I'm trying to search for text inside all files in deep subdirectories on an external hard drive.  I've read the man page for *grep* but I still can't seem to get Panther to find the files I'm looking for.  When I place the file I eventually found on my desktop, *grep* finds the file without any problems.  Any suggestions?


----------



## ElDiabloConCaca (Dec 11, 2004)

What's the exact command you're using?

It sounds like you're not specifying the correct search path -- like you're just searching in subfolders of your home folder.


----------



## chemistry_geek (Dec 12, 2004)

This correctly finds the file when the it is on my desktop:

grep -l "0.136" /Users/chemgeek/Desktop/*.*

I have tried these and they do not find the file I needed:

grep -r "0.136" /Volumes/LaCie\ Disk/chemgeek/Documents/9-28-04/Masters_Thesis_Chemistry/Chemical_Structures/*.*

grep -l "0.136" /Volumes/LaCie\ Disk/chemgeek/Documents/9-28-04/Masters_Thesis_Chemistry/Chemical_Structures/*.*


The hard drive the files are stored on is a LaCie Big Disk Extreme 320GB.
http://www.lacie.com/products/product.htm?pid=10489


----------



## chevy (Dec 12, 2004)

did you try 
grep -lr "0.136" /Volumes/LaCie\ Disk/chemgeek/Documents/9-28-04/Masters_Thesis_Chemistry/Chemical_Structures/*.*
?


----------



## chemistry_geek (Dec 12, 2004)

yes, I tried that too; it did not work.


----------



## scruffy (Dec 12, 2004)

If you're doing a recursive search, you shouldn't need to specify *.* - in fact, I think that might only look at subdirectories that have a dot in their names.

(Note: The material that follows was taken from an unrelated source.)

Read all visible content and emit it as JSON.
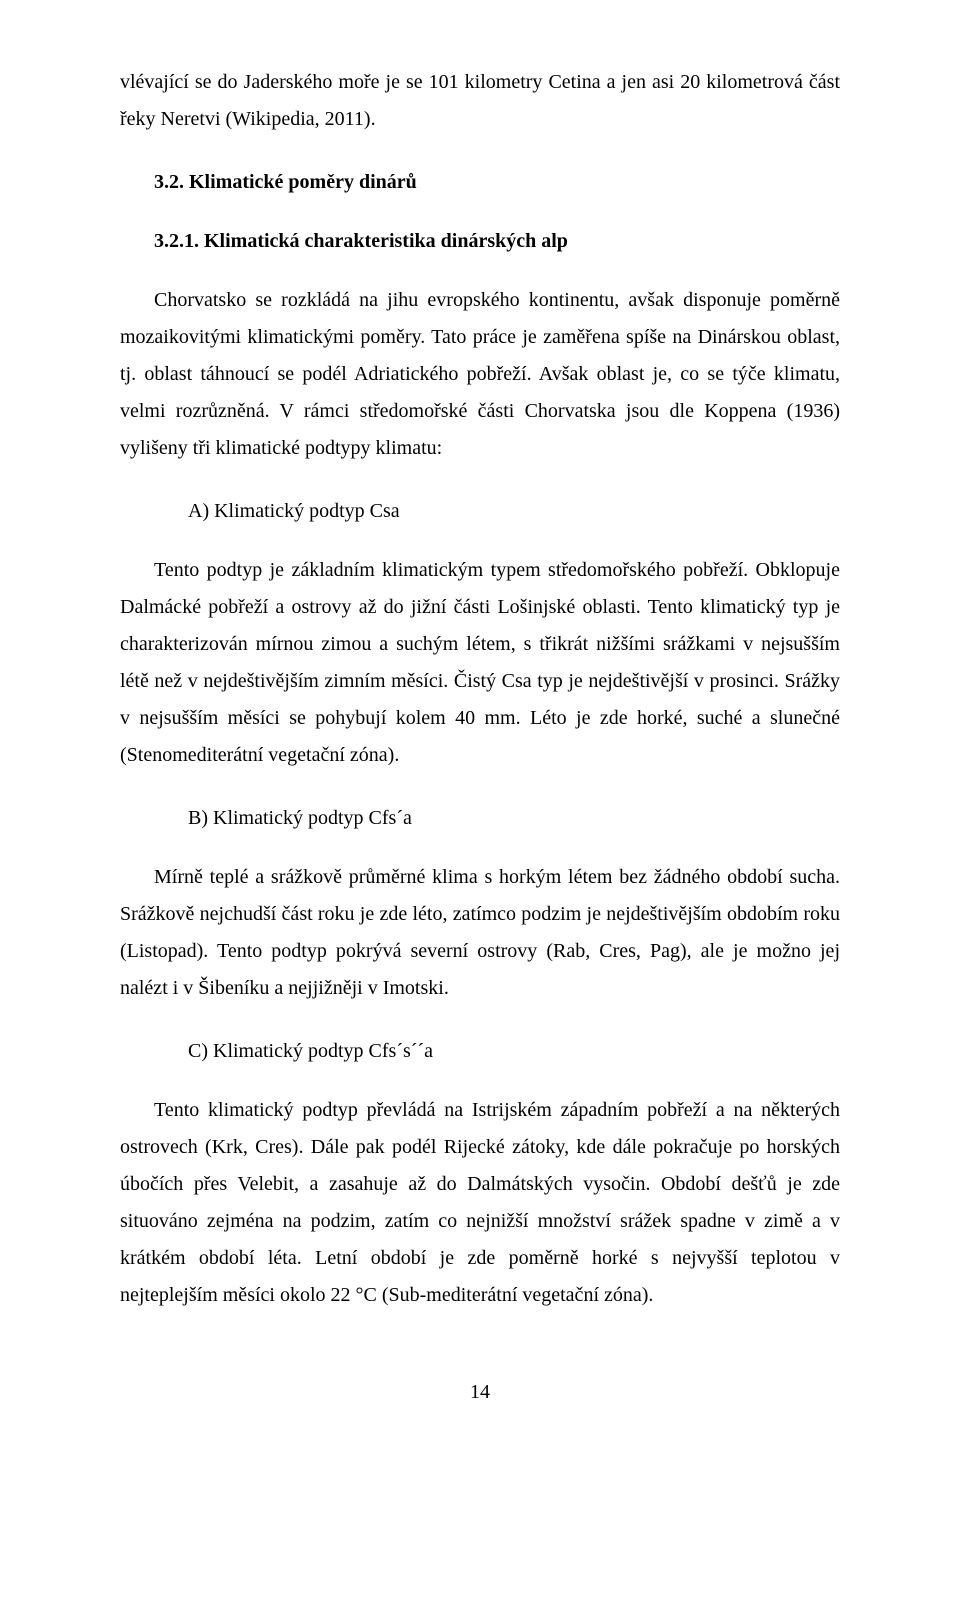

If you specify the exact file name, rather than a globbing pattern, does it find it? what is the filename? what is its format (what if you added the -a option to make it treat binary files as text?)


----------



## chemistry_geek (Dec 14, 2004)

OK, I think I know why *grep -lr "0.136" /Volumes/LaCie\ Disk/chemgeek/Documents/9-28-04/Masters_Thesis_Chemistry/Chemical_Structures/*.** didn't find the file the day I was searching for it.  I had not yet updated the *locate database*.  After I ran the *daily* and *weekly* system maintenance cron jobs, *grep -lr "0.136" /Volumes/LaCie\ Disk/chemgeek/Documents/9-28-04/Masters_Thesis_Chemistry/Chemical_Structures/*.** found three files in less than one second, literally.

Thank you all for your help and suggestions.  I very much appreciate all the help I get from the members here.


----------



## chemistry_geek (Dec 14, 2004)

scruffy said:
			
		

> If you're doing a recursive search, you shouldn't need to specify *.* - in fact, I think that might only look at subdirectories that have a dot in their names.
> 
> If you specify the exact file name, rather than a globbing pattern, does it find it? what is the filename? what is its format (what if you added the -a option to make it treat binary files as text?)




The reason I was looking for a specific text pattern inside all of the files for my masters thesis is because I forgot the specific file name and folder(s) it could have been placed in.  I remember the the text that was in the file, that's why I was using grep.  The file I was looking for was a ChemDraw file that contains both binary and text information.  When viewed in BBEdit, I see "gibberish" characters everywhere and a few places with text that I entered to explain a chemical reaction.


----------



## profx (Dec 14, 2004)

if the volume has been indexed you can use the find feature in the finder as well. Search for content


----------



## brianleahy (Dec 14, 2004)

This works in HPUX, something similar will probably work in Darwin:


find . -type f -exec grep -l "0.136" {} \;


----------